Sarah Bernhardt's "Queen Elizabeth" of 1912 is Quaint and interesting Though Sarah Disappoints

Looking back at 1912 it is hard to believe that Sarah Bernhardt's movie "Queen Elizabeth" much agitated a year so full of exciting events. People talked about the Titanic and the Bull Moose and the Balkan War if they were not reading the latest books of O. Henry, Edith Wharton, and Henry Adams. Just out of the nickleodeon era, the movies in America were far inferior to European productions, and attracted only a million persons a day. In 1912, however, the entertainment became an art under the patronage of the great Bernhardt, an event perhaps more portentious than others with greater space in the newspapers.

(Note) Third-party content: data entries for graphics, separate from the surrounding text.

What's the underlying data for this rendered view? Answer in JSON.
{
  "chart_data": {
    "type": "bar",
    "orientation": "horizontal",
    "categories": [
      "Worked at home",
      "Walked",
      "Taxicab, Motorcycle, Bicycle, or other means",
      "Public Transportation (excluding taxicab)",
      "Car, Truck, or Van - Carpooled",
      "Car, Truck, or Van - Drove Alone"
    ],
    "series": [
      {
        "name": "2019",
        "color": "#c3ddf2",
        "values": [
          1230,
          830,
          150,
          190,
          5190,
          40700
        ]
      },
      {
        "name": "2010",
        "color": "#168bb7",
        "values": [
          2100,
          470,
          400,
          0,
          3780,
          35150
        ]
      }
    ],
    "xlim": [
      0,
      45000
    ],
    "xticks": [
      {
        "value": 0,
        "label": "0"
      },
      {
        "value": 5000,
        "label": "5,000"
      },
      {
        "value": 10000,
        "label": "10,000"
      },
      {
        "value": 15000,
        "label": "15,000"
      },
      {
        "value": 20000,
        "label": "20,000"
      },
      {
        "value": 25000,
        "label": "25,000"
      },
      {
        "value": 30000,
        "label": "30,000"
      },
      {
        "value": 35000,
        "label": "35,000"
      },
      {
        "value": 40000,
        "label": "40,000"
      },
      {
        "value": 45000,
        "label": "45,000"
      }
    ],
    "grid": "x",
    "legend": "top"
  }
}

The movie runs thirty-five minutes and is unexpectedly clearly printed. Without closeups and the moving camera, the technique of acting is quaintly cramped, all action moving from side to side before the lens. Since they cannot speak, the players use magnificent gestures and grimaces to convey their emotions, and this very burlesque of over-acting is amusing to moderns. The "immortal Sarah" is a disappointment, for although the cinema may not be her medium, she has no right to shatter dreams by being a dumpy, lame, old woman. Anybody who takes the movies seriously will be fascinated by this page from the past.